People can become more comfortable with this kind of experience, with this different sense of ourselves, said Christie. It takes time. It requires a shift from seeing oneself as separate in the world to being part of everything. Connected.

And then there is beauty, a physical aspect of nature that touches us deeply. We marvel at her loveliness, her majesty. When we behold something in nature we consider beautiful, however, our spirit can be stirred beyond an appreciation for the physical.

Marine biologist and philosopher Andreas Weber refers to beauty as aliveness felt.

Nature is about beauty, according to Weber, because beauty is our way to experience aliveness as inwardness. Those awe-inspiring, wow moments that seize us in the face of something beautiful tell us we are alive, engage us with all of life, with spirit.

This reminds me of a story told to me by a backpacker friend. She arrived at dusk at her campsite after a day of hiking. After setting up her tent she went and sat at the edge of the canyon at the periphery of the campsite. The sun was setting behind her. Suddenly, a ribbon of color lined up along the crest of the mountain across the canyon. Like a rainbow lying down, resting in the waning day, is how she described it. As she sat there, a sense of awe washed over her, then utter peace. She needed nothing.  She wanted nothing.  It was a perfect moment.

The words of psychiatrist Carl Jung captures the essence of the backpacker’s experience: One looks out and surrenders all self-importance.

Although there is much in nature that engages our spirit with its beauty, the stars, by offering us a peek into the expanse of the universe, stand out as instigators of spirituality. After all, who can gaze into the heavens and contemplate the universe without feeling some measure of awe and wonder, and for some, connection?

When a man stares at the stars, wrote Ralph Waldo Emerson in 1831, he becomes aware of his separateness from the material world.

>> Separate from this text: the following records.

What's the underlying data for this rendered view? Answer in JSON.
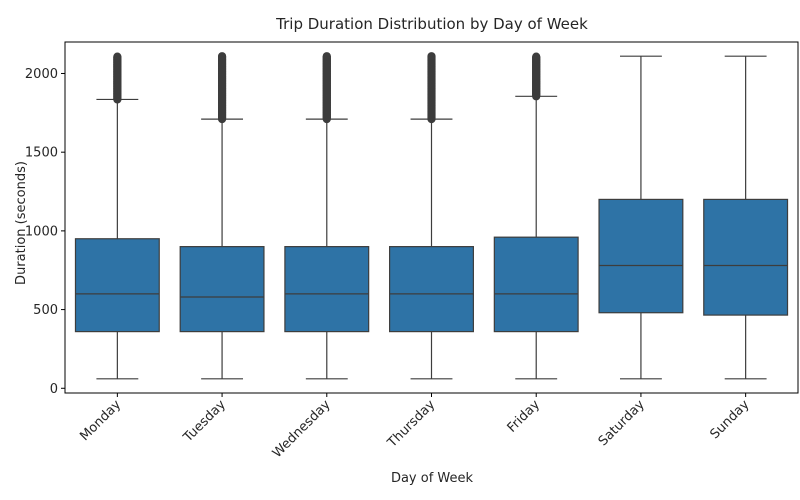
{
  "chart_data": {
    "type": "box",
    "title": "Trip Duration Distribution by Day of Week",
    "xlabel": "Day of Week",
    "ylabel": "Duration (seconds)",
    "ylim": [
      -30,
      2200
    ],
    "yticks": [
      0,
      500,
      1000,
      1500,
      2000
    ],
    "grid": false,
    "box_color": "#2e73a6",
    "line_color": "#3d3d3d",
    "categories": [
      "Monday",
      "Tuesday",
      "Wednesday",
      "Thursday",
      "Friday",
      "Saturday",
      "Sunday"
    ],
    "boxes": [
      {
        "whisker_low": 60,
        "q1": 360,
        "median": 600,
        "q3": 950,
        "whisker_high": 1835,
        "outliers_from": 1835,
        "outliers_to": 2110
      },
      {
        "whisker_low": 60,
        "q1": 360,
        "median": 580,
        "q3": 900,
        "whisker_high": 1710,
        "outliers_from": 1710,
        "outliers_to": 2110
      },
      {
        "whisker_low": 60,
        "q1": 360,
        "median": 600,
        "q3": 900,
        "whisker_high": 1710,
        "outliers_from": 1710,
        "outliers_to": 2110
      },
      {
        "whisker_low": 60,
        "q1": 360,
        "median": 600,
        "q3": 900,
        "whisker_high": 1710,
        "outliers_from": 1710,
        "outliers_to": 2110
      },
      {
        "whisker_low": 60,
        "q1": 360,
        "median": 600,
        "q3": 960,
        "whisker_high": 1855,
        "outliers_from": 1855,
        "outliers_to": 2110
      },
      {
        "whisker_low": 60,
        "q1": 480,
        "median": 780,
        "q3": 1200,
        "whisker_high": 2110,
        "outliers_from": null,
        "outliers_to": null
      },
      {
        "whisker_low": 60,
        "q1": 465,
        "median": 780,
        "q3": 1200,
        "whisker_high": 2110,
        "outliers_from": null,
        "outliers_to": null
      }
    ]
  }
}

To end the discussion of beauty in nature, and this post, I have chosen to reproduce here the blog post, Nature’s Beauty, written by Robert Folzenlogen, May 15, 2009.

I believe this offers an interesting and expansive perspective on nature’s beauty, one that I wanted to share with you.

Nature’s Beauty

For most humans, the beauty of nature is represented by spectacular sunsets, magnificent vistas, colorful foliage and graceful wildlife. But her true beauty lies in her diversity and in both the interrelationship and interdependence of her physical forces, chemical processes, biologic systems and countless life forms. Nature is both evolution and extinction, life and death, growth and decay. She is a mosaic of heat and cold, light and darkness, fragility and awesome power. Nature offers sunshine and hurricanes, swans and maggots, rain forests and pond scum, whales and bacteria, distant galaxies and the molecules of life. Nature is neither good nor bad, benevolent nor judgmental, sentimental nor discriminatory. We enjoy her gifts and are subject to her whims. We are, after all, a component of her beauty, just like the golden eagle and the dung beetle.